DUMAI – Upaya penyelundupan ratusan koli pakaian bekas ilegal asal Malaysia berhasil digagalkan dalam operasi laut terpadu Jaring Sriwijaya 2026. Penindakan tersebut sekaligus memutus jalur masuk barang impor ilegal yang dinilai berpotensi merugikan industri tekstil dan produk tekstil (TPT) dalam negeri serta mengganggu iklim usaha yang sehat.
Sebanyak 427 koli pakaian bekas impor tanpa dokumen kepabeanan yang sah diamankan petugas bersama kapal pengangkut KM Bintang Mas 88. Nilai barang dan sarana pengangkut yang disita diperkirakan mencapai Rp3,9 miliar.

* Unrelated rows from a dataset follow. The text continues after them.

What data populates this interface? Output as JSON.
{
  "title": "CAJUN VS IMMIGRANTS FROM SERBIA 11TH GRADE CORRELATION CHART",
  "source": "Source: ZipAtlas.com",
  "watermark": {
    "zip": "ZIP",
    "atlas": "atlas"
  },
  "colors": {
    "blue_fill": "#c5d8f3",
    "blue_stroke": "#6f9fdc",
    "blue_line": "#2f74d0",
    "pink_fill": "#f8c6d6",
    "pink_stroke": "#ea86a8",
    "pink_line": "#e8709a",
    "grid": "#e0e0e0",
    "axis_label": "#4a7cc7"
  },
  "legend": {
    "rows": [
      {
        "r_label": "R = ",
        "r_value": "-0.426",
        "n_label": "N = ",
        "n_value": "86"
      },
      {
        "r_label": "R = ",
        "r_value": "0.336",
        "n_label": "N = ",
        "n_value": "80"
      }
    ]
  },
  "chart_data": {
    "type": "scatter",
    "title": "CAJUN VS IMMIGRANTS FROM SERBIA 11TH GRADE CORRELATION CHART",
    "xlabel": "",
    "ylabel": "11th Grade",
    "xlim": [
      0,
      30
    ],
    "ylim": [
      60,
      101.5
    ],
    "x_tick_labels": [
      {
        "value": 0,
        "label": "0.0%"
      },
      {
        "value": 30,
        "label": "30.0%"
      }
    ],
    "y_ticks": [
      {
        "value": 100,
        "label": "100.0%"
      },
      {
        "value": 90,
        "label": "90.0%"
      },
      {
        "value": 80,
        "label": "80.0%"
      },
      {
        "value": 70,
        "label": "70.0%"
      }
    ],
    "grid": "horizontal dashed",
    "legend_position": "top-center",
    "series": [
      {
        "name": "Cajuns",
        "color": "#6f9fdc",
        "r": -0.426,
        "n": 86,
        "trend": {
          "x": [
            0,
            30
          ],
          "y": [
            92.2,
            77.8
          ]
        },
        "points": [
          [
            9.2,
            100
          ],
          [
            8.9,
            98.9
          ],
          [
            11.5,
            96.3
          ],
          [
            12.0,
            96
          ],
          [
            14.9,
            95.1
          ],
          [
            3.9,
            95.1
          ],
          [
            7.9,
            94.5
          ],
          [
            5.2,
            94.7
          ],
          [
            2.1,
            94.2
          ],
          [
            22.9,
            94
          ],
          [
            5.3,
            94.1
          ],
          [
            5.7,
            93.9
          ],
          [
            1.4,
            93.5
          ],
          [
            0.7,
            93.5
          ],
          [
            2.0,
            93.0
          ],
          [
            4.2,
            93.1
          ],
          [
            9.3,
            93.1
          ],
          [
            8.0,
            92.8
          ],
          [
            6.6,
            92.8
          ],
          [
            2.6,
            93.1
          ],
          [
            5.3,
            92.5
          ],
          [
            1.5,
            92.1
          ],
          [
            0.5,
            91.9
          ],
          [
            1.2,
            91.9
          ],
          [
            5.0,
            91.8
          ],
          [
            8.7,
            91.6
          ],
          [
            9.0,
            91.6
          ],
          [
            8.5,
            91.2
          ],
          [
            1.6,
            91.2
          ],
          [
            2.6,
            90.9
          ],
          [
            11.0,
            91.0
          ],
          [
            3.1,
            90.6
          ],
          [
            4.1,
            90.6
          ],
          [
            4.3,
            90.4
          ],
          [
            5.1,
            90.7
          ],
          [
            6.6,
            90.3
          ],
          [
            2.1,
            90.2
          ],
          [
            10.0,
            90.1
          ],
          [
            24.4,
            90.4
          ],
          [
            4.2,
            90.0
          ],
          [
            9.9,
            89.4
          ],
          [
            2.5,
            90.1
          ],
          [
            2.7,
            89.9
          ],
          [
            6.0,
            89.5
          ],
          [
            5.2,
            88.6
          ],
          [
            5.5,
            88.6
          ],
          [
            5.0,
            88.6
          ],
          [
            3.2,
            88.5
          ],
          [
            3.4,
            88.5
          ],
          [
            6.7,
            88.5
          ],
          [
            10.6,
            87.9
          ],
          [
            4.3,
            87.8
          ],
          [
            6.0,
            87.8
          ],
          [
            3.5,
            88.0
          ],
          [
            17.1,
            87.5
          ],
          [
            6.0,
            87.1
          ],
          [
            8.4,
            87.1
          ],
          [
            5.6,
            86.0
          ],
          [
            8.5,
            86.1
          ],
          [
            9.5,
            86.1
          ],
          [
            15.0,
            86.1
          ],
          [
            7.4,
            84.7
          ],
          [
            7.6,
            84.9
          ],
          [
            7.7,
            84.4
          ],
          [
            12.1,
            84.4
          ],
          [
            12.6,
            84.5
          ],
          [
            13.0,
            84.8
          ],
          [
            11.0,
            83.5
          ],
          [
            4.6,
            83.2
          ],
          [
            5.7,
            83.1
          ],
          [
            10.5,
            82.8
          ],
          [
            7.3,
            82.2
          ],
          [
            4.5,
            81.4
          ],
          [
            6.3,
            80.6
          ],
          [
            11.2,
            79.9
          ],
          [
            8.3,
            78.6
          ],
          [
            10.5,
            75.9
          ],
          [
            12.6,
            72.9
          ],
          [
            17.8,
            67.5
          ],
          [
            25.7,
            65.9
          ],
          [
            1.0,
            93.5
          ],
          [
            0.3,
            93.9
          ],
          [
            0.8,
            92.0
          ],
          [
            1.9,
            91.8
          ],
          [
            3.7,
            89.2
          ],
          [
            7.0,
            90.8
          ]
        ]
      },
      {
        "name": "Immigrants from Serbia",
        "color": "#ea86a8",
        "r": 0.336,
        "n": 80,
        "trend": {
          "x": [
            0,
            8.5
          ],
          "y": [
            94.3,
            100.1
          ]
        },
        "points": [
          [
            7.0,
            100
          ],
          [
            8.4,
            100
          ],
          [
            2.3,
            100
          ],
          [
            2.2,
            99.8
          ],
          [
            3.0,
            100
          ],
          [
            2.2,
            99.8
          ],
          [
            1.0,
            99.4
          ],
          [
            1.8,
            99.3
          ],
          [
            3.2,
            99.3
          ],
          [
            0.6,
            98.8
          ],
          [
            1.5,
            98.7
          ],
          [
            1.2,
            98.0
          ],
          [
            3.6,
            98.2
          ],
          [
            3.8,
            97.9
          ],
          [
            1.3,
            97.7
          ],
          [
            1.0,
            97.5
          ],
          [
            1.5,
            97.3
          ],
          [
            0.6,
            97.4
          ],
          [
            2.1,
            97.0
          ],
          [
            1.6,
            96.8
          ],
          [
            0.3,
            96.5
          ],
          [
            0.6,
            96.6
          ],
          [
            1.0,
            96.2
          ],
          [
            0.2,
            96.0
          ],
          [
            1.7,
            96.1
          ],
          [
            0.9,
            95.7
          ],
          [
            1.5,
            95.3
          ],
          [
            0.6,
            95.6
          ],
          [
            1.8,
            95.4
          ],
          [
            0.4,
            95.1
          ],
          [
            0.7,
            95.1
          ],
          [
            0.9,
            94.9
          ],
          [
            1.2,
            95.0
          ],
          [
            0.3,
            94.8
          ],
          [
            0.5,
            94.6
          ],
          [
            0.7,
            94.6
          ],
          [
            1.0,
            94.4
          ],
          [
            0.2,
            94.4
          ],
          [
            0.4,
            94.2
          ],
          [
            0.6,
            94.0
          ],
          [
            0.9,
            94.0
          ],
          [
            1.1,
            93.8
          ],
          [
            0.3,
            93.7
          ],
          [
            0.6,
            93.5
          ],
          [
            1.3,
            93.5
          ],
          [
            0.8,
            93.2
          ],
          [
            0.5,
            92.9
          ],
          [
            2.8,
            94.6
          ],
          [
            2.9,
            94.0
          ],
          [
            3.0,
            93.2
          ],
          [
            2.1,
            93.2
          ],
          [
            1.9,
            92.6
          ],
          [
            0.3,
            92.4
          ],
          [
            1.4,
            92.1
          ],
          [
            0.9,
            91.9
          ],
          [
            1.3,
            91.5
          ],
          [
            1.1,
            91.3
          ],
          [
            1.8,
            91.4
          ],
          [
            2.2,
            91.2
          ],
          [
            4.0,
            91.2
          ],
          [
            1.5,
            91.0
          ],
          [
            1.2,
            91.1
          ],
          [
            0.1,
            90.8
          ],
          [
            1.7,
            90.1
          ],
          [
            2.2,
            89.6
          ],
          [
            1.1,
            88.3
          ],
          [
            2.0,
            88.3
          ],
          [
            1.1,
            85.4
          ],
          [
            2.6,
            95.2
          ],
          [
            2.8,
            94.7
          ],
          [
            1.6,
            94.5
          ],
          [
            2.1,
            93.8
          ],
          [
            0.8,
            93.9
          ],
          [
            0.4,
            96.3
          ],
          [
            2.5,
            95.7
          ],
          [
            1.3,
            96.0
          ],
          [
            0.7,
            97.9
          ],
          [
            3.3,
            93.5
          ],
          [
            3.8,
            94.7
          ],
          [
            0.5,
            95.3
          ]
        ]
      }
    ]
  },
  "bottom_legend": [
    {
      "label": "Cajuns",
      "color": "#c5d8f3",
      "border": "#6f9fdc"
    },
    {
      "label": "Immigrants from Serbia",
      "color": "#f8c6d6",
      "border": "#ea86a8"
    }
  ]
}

Kepala Kantor Wilayah (Kanwil) Bea Cukai Riau, Dwijo Muryono, menjelaskan penindakan tersebut merupakan hasil sinergi Direktorat Penindakan dan Penyidikan Bea Cukai, Kanwil Bea Cukai Riau, Kanwil Bea Cukai Sumatra Utara, Kanwil Bea Cukai Khusus Kepulauan Riau, Pangkalan Sarana Operasi Bea Cukai Tanjung Balai Karimun, Bea Cukai Teluk Nibung, dan Bea Cukai Dumai.
Operasi bermula dari informasi intelijen yang diterima Gugus Tugas Jaring Sriwijaya 2026 terkait dugaan penyelundupan pakaian bekas dari Malaysia menuju pesisir timur Sumatra Utara. Menindaklanjuti informasi tersebut, tim gabungan melaksanakan patroli laut sejak 29 Mei 2026.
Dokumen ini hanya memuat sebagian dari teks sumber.